The Implied Obligation of Good Faith in Contract Law: Is it Time to Write its Obituary?
Edward J. Imwinkelried
University of California, Davis - School of Law
August 4, 2009
Texas Tech Law Review, Forthcoming
UC Davis Legal Studies Research Paper No. 185
The concept of good faith has existed for thousands of years in Western civilization. Indeed, it has been asserted that the concept is “one of the bases of our civilized society.” The ancient Greeks recognized something similar to the notion of bona fides as “a universal social norm governing the relationships of its citizens.” For their part, the Romans converted the notion into a basis for legal action; Roman jurists incorporated the notion into the essence of “a number of legal rules defining the obligations in . . . normal commercial transactions . . . .” The notion played an especially important role in the enforcement of informal consensual contracts in classical Roman law.

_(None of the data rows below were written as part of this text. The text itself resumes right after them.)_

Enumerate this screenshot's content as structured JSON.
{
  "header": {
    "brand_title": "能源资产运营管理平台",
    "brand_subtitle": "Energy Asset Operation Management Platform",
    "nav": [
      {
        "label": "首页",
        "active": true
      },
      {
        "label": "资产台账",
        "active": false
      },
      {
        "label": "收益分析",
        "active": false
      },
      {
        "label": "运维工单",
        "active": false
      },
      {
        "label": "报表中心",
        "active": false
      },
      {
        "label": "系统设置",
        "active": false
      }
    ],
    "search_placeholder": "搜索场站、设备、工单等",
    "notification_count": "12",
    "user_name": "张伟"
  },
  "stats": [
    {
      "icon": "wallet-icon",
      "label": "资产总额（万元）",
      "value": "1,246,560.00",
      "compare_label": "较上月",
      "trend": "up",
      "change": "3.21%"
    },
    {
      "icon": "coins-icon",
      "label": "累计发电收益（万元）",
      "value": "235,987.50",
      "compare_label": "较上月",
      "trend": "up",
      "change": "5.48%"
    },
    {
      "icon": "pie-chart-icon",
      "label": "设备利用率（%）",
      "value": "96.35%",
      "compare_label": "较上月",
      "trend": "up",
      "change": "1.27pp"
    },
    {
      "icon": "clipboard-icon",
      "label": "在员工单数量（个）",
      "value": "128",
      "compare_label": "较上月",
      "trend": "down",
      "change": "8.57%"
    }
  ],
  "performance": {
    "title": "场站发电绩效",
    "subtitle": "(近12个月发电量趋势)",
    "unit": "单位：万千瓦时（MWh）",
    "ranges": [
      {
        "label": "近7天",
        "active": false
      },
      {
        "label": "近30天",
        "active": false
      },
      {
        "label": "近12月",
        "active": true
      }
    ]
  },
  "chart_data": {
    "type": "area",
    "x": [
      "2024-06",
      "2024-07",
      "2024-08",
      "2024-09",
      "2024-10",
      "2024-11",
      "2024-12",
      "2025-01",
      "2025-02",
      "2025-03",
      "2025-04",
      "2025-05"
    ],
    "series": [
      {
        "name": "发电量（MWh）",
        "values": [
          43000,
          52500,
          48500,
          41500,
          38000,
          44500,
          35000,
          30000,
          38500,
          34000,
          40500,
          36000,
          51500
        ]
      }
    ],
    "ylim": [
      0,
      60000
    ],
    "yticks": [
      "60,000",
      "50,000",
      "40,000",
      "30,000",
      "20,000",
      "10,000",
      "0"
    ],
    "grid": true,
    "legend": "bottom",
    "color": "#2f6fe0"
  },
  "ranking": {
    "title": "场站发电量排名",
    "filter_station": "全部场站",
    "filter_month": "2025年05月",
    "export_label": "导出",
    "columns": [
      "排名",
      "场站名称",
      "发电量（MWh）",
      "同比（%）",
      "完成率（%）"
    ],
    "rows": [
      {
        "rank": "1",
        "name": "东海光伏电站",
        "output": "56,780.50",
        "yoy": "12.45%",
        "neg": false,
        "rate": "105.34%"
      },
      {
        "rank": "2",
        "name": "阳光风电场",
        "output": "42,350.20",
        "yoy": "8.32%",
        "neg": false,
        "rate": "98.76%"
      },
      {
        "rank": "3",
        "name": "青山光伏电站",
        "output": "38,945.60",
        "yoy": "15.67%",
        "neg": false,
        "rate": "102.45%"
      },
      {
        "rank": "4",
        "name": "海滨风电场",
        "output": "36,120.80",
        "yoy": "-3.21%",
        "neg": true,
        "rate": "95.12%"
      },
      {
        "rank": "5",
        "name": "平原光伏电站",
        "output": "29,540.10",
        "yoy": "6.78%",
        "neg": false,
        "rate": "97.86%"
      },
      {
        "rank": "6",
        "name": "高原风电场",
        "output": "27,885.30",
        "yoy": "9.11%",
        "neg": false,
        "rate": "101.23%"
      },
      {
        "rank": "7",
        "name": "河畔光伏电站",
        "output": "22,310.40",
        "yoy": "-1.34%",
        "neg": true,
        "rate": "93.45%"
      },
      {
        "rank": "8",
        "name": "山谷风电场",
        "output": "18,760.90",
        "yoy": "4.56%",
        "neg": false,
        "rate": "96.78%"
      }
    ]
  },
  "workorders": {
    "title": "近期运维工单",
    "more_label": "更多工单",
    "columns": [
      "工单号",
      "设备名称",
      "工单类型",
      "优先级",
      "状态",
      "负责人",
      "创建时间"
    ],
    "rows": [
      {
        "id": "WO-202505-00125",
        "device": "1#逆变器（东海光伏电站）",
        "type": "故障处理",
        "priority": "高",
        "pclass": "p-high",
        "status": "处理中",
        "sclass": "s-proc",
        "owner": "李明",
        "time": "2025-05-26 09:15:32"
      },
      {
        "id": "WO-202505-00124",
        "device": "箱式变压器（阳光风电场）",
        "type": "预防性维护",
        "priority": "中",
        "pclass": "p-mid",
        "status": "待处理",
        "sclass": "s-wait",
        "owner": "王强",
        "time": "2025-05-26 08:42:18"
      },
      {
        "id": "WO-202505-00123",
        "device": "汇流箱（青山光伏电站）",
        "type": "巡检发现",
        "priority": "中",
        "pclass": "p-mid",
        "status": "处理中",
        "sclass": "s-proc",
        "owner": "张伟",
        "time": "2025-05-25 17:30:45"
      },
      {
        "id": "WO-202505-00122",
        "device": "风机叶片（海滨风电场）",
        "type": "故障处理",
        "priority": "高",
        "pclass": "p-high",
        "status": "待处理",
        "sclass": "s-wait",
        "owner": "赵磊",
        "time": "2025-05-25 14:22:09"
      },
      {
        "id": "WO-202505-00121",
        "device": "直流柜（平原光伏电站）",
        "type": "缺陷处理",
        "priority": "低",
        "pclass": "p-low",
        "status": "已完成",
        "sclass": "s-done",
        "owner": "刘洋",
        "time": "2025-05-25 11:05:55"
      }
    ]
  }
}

The concept has also found its way into American commercial law. A majority of our jurisdictions recognize the concept as a matter of case law. Likewise, the American Law Institute included the doctrine in the Restatement (Second) of Contracts. The concept has a prominent role in the Uniform Commercial Code. Fifty of the 400 Code provisions expressly mention good faith. Article 2 of the Code, devoted to sales, includes 13 sections explicitly using good faith standards. The Code’s general good faith provision, § 1-304, announces: “Every contract or duty within the Uniform Commercial Code imposes an obligation of good faith in its performance and enforcement.” Moreover, if one can take the broad language in some of the judicial opinions at face value, the obligation has meaningful substantive content; many opinions contain sweeping language to the effect that the obligation precludes a contracting party from taking any action that would destroy or impair the other party’s contractual rights or benefits. If anything, the obligation appears to be growing stronger. As originally adopted in 1952, the Code’s general definition of good faith required only “honesty in fact.” However, in 2003 that definition was amended to mandate “the observance of reasonable commercial standards of fair dealing” as well as honesty in fact.
However, the thesis of this short article is that the Code’s endorsement of good faith has not had the desired effect. The first part of the article describes the Code’s initial adoption of good faith standards and the early, high hopes raised by that adoption. The second part details the controversy over good faith that arose shortly after the Code’s adoption. This part reviews the debate that ensued over the meaning of “good faith” in contract enforcement. The third part surveys the modern case law on good faith. This part demonstrates that although there is a split of authority over the approach to good faith under the Code, the majority of jurisdictions have embraced a cautious, restrictive interpretation of “good faith.” The fourth part explores the most plausible explanations for the courts’ unwillingness to expansively construe good faith. The final part discusses the implications for transactional attorneys and counsel litigating cases under the Code.